Regrettably, the more robust forms of engagement remain underused in the UK, with many institutional investors unwilling to challenge companies or to recognise that shareholder resolutions may be an appropriate form of escalating engagement with companies. When FairPensions co-ordinated shareholder resolutions at BP and Shell in 2010, only a small number of UK institutional investors were willing to co-file or vote in support. This contrasted with the attitude of investors in North America and continental Europe.

The value of stakeholder engagement also depends on transparency. If engagement between investors and companies takes place behind closed doors, then there is no way for those affected to assess the agenda of the engagement - or the results. The aim of engagement must be securing long-term value for the ultimate owners, namely pension fund members and retail investors, and as such, we must have the right to see how our shareholder power is being used - including through the exercise of voting rights. In the aftermath of the financial collapse, it is clear there is a public interest in knowing how fund managers vote on contentious issues such as executive pay and whether they are encouraging or controlling corporate risk-taking aimed at boosting short-term returns.
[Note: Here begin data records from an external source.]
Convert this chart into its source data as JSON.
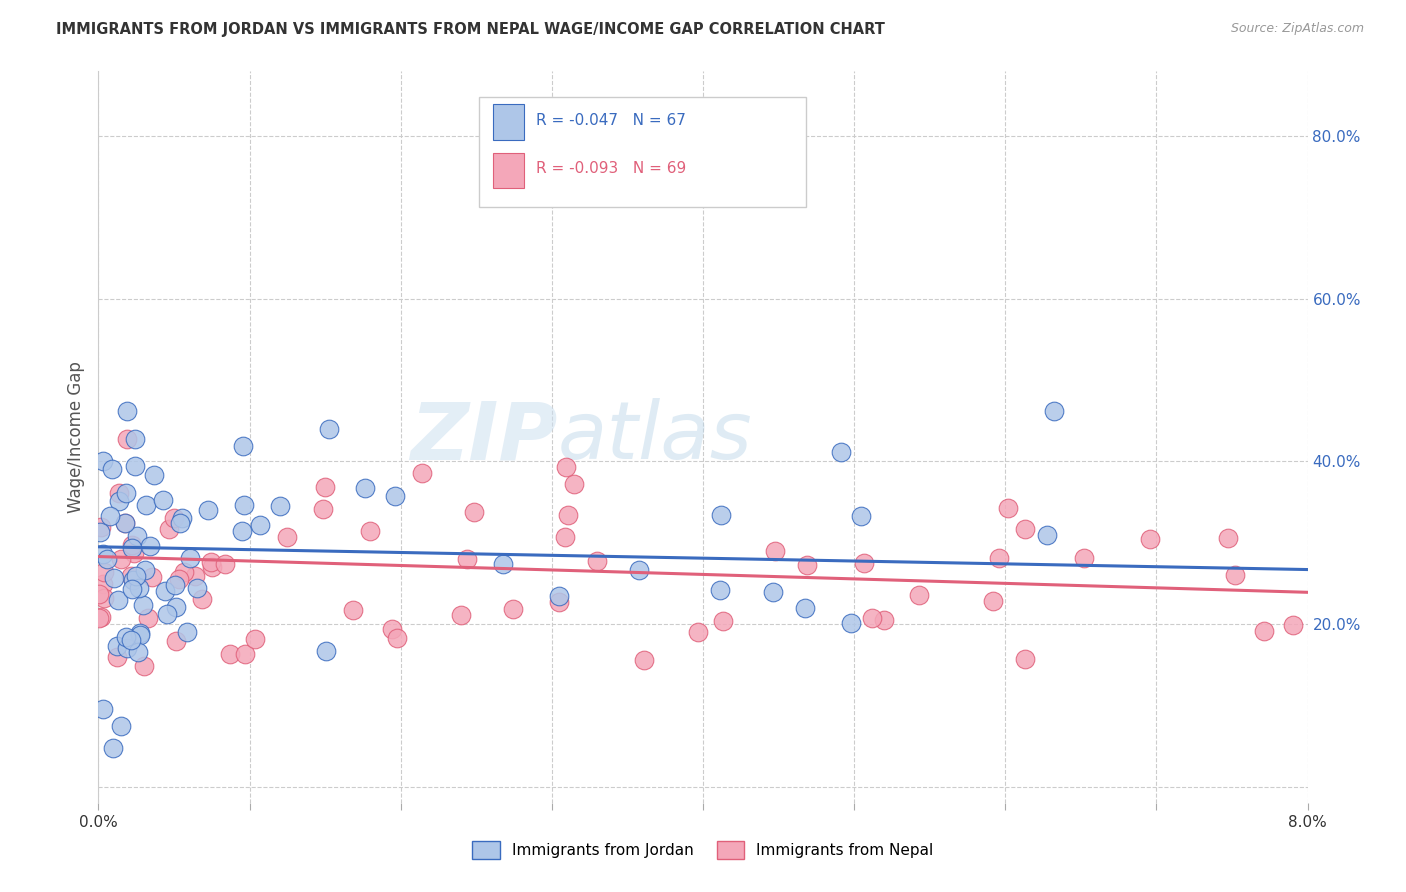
{
  "title": "IMMIGRANTS FROM JORDAN VS IMMIGRANTS FROM NEPAL WAGE/INCOME GAP CORRELATION CHART",
  "source": "Source: ZipAtlas.com",
  "ylabel": "Wage/Income Gap",
  "right_yticks": [
    0.2,
    0.4,
    0.6,
    0.8
  ],
  "right_yticklabels": [
    "20.0%",
    "40.0%",
    "60.0%",
    "80.0%"
  ],
  "xlim": [
    0.0,
    0.08
  ],
  "ylim": [
    -0.02,
    0.88
  ],
  "jordan_R": -0.047,
  "jordan_N": 67,
  "nepal_R": -0.093,
  "nepal_N": 69,
  "jordan_color": "#aec6e8",
  "nepal_color": "#f4a7b9",
  "jordan_line_color": "#3a6bbf",
  "nepal_line_color": "#e0607a",
  "jordan_trend_intercept": 0.295,
  "jordan_trend_slope": -0.35,
  "nepal_trend_intercept": 0.283,
  "nepal_trend_slope": -0.55,
  "watermark_zip": "ZIP",
  "watermark_atlas": "atlas",
  "background_color": "#ffffff",
  "grid_color": "#cccccc",
  "legend_jordan_label": "Immigrants from Jordan",
  "legend_nepal_label": "Immigrants from Nepal"
}
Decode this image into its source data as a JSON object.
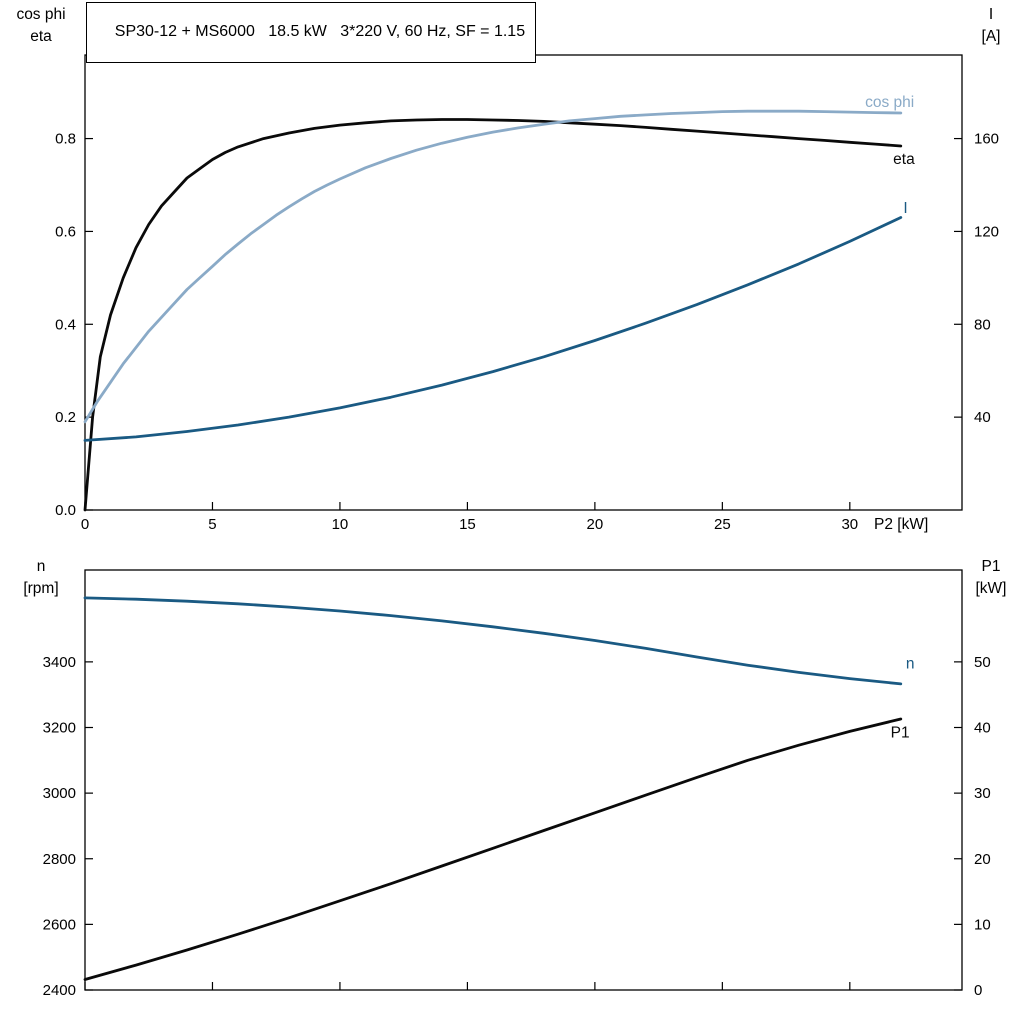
{
  "colors": {
    "frame": "#000000",
    "eta_black": "#0a0a0a",
    "light_blue": "#8aaac7",
    "dark_blue": "#1a5a83"
  },
  "chart_data": [
    {
      "type": "line",
      "title": "SP30-12 + MS6000   18.5 kW   3*220 V, 60 Hz, SF = 1.15",
      "grid": false,
      "x": {
        "min": 0,
        "max": 34.4,
        "ticks": [
          0,
          5,
          10,
          15,
          20,
          25,
          30
        ],
        "tick_labels": [
          "0",
          "5",
          "10",
          "15",
          "20",
          "25",
          "30"
        ],
        "label": "P2 [kW]"
      },
      "y_left": {
        "min": 0,
        "max": 0.98,
        "ticks": [
          0,
          0.2,
          0.4,
          0.6,
          0.8
        ],
        "tick_labels": [
          "0.0",
          "0.2",
          "0.4",
          "0.6",
          "0.8"
        ],
        "header": [
          "cos phi",
          "eta"
        ]
      },
      "y_right": {
        "min": 0,
        "max": 196,
        "ticks": [
          40,
          80,
          120,
          160
        ],
        "tick_labels": [
          "40",
          "80",
          "120",
          "160"
        ],
        "header": [
          "I",
          "[A]"
        ]
      },
      "series": [
        {
          "name": "eta",
          "label": "eta",
          "axis": "left",
          "color": "#0a0a0a",
          "label_pos": {
            "x": 31.7,
            "y": 0.745
          },
          "points": [
            [
              0,
              0
            ],
            [
              0.3,
              0.2
            ],
            [
              0.6,
              0.33
            ],
            [
              1,
              0.42
            ],
            [
              1.5,
              0.5
            ],
            [
              2,
              0.565
            ],
            [
              2.5,
              0.615
            ],
            [
              3,
              0.655
            ],
            [
              3.5,
              0.685
            ],
            [
              4,
              0.715
            ],
            [
              4.5,
              0.735
            ],
            [
              5,
              0.755
            ],
            [
              5.5,
              0.77
            ],
            [
              6,
              0.782
            ],
            [
              7,
              0.8
            ],
            [
              8,
              0.812
            ],
            [
              9,
              0.822
            ],
            [
              10,
              0.829
            ],
            [
              11,
              0.834
            ],
            [
              12,
              0.838
            ],
            [
              13,
              0.84
            ],
            [
              14,
              0.841
            ],
            [
              15,
              0.841
            ],
            [
              16,
              0.84
            ],
            [
              17,
              0.839
            ],
            [
              18,
              0.837
            ],
            [
              19,
              0.834
            ],
            [
              20,
              0.831
            ],
            [
              21,
              0.828
            ],
            [
              22,
              0.824
            ],
            [
              23,
              0.82
            ],
            [
              24,
              0.816
            ],
            [
              25,
              0.812
            ],
            [
              26,
              0.808
            ],
            [
              27,
              0.804
            ],
            [
              28,
              0.8
            ],
            [
              29,
              0.796
            ],
            [
              30,
              0.792
            ],
            [
              31,
              0.788
            ],
            [
              32,
              0.784
            ]
          ]
        },
        {
          "name": "cos-phi",
          "label": "cos phi",
          "axis": "left",
          "color": "#8aaac7",
          "label_pos": {
            "x": 30.6,
            "y": 0.868
          },
          "points": [
            [
              0,
              0.19
            ],
            [
              0.5,
              0.235
            ],
            [
              1,
              0.275
            ],
            [
              1.5,
              0.315
            ],
            [
              2,
              0.35
            ],
            [
              2.5,
              0.385
            ],
            [
              3,
              0.415
            ],
            [
              3.5,
              0.445
            ],
            [
              4,
              0.475
            ],
            [
              4.5,
              0.5
            ],
            [
              5,
              0.525
            ],
            [
              5.5,
              0.55
            ],
            [
              6,
              0.573
            ],
            [
              6.5,
              0.595
            ],
            [
              7,
              0.615
            ],
            [
              7.5,
              0.635
            ],
            [
              8,
              0.653
            ],
            [
              8.5,
              0.67
            ],
            [
              9,
              0.686
            ],
            [
              9.5,
              0.7
            ],
            [
              10,
              0.713
            ],
            [
              11,
              0.737
            ],
            [
              12,
              0.757
            ],
            [
              13,
              0.775
            ],
            [
              14,
              0.79
            ],
            [
              15,
              0.803
            ],
            [
              16,
              0.814
            ],
            [
              17,
              0.823
            ],
            [
              18,
              0.831
            ],
            [
              19,
              0.838
            ],
            [
              20,
              0.843
            ],
            [
              21,
              0.848
            ],
            [
              22,
              0.851
            ],
            [
              23,
              0.854
            ],
            [
              24,
              0.856
            ],
            [
              25,
              0.858
            ],
            [
              26,
              0.859
            ],
            [
              27,
              0.859
            ],
            [
              28,
              0.859
            ],
            [
              29,
              0.858
            ],
            [
              30,
              0.857
            ],
            [
              31,
              0.856
            ],
            [
              32,
              0.855
            ]
          ]
        },
        {
          "name": "current",
          "label": "I",
          "axis": "right",
          "color": "#1a5a83",
          "label_pos": {
            "x": 32.1,
            "y": 128
          },
          "points": [
            [
              0,
              30
            ],
            [
              2,
              31.5
            ],
            [
              4,
              33.8
            ],
            [
              6,
              36.6
            ],
            [
              8,
              40
            ],
            [
              10,
              44
            ],
            [
              12,
              48.6
            ],
            [
              14,
              53.8
            ],
            [
              16,
              59.6
            ],
            [
              18,
              66
            ],
            [
              20,
              73
            ],
            [
              22,
              80.5
            ],
            [
              24,
              88.5
            ],
            [
              26,
              97
            ],
            [
              28,
              106
            ],
            [
              30,
              115.7
            ],
            [
              32,
              126
            ]
          ]
        }
      ]
    },
    {
      "type": "line",
      "title": "",
      "grid": false,
      "x": {
        "min": 0,
        "max": 34.4,
        "ticks": [
          0,
          5,
          10,
          15,
          20,
          25,
          30
        ],
        "tick_labels": [],
        "label": ""
      },
      "y_left": {
        "min": 2400,
        "max": 3680,
        "ticks": [
          2400,
          2600,
          2800,
          3000,
          3200,
          3400
        ],
        "tick_labels": [
          "2400",
          "2600",
          "2800",
          "3000",
          "3200",
          "3400"
        ],
        "header": [
          "n",
          "[rpm]"
        ]
      },
      "y_right": {
        "min": 0,
        "max": 64,
        "ticks": [
          0,
          10,
          20,
          30,
          40,
          50
        ],
        "tick_labels": [
          "0",
          "10",
          "20",
          "30",
          "40",
          "50"
        ],
        "header": [
          "P1",
          "[kW]"
        ]
      },
      "series": [
        {
          "name": "speed",
          "label": "n",
          "axis": "left",
          "color": "#1a5a83",
          "label_pos": {
            "x": 32.2,
            "y": 3380
          },
          "points": [
            [
              0,
              3595
            ],
            [
              2,
              3591
            ],
            [
              4,
              3585
            ],
            [
              6,
              3577
            ],
            [
              8,
              3567
            ],
            [
              10,
              3555
            ],
            [
              12,
              3541
            ],
            [
              14,
              3525
            ],
            [
              16,
              3507
            ],
            [
              18,
              3487
            ],
            [
              20,
              3465
            ],
            [
              22,
              3441
            ],
            [
              24,
              3415
            ],
            [
              26,
              3390
            ],
            [
              28,
              3368
            ],
            [
              30,
              3349
            ],
            [
              32,
              3333
            ]
          ]
        },
        {
          "name": "p1-power",
          "label": "P1",
          "axis": "right",
          "color": "#0a0a0a",
          "label_pos": {
            "x": 31.6,
            "y": 38.5
          },
          "points": [
            [
              0,
              1.6
            ],
            [
              2,
              3.8
            ],
            [
              4,
              6.1
            ],
            [
              6,
              8.5
            ],
            [
              8,
              11
            ],
            [
              10,
              13.6
            ],
            [
              12,
              16.2
            ],
            [
              14,
              18.9
            ],
            [
              16,
              21.6
            ],
            [
              18,
              24.3
            ],
            [
              20,
              27
            ],
            [
              22,
              29.7
            ],
            [
              24,
              32.4
            ],
            [
              26,
              35
            ],
            [
              28,
              37.3
            ],
            [
              30,
              39.4
            ],
            [
              32,
              41.3
            ]
          ]
        }
      ]
    }
  ]
}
When shareholder oversight is seen as a substitute for regulation of listed companies, it is all the more important that measures to improve shareholder engagement and transparency be robustly and properly enforced. Without this, we risk a double regulatory failure. On voting disclosure, despite years of voluntary codes, there is little evidence that disclosure of voting records by institutional investors is improving, and the Stewardship Code's provisions on voting disclosure remain disappointingly ambiguous (despite, it would seem, the FRC's intention). FairPensions advocates mandatory voting disclosure and the provision of a minimum disclosure template reflecting current best practice to improve the quantity and quality of voting disclosure.

With this information more freely available, we might start to see an upsurge in another form of shareholder activism - independent citizen investors taking action to protect their long-term interests, working toward a model that is both financially and environmentally sustainable. Typically, such individuals are concerned about the company's financial performance but are also not afraid to say - we believe in profit, but not at any cost. And that's truly responsible shareholder activism.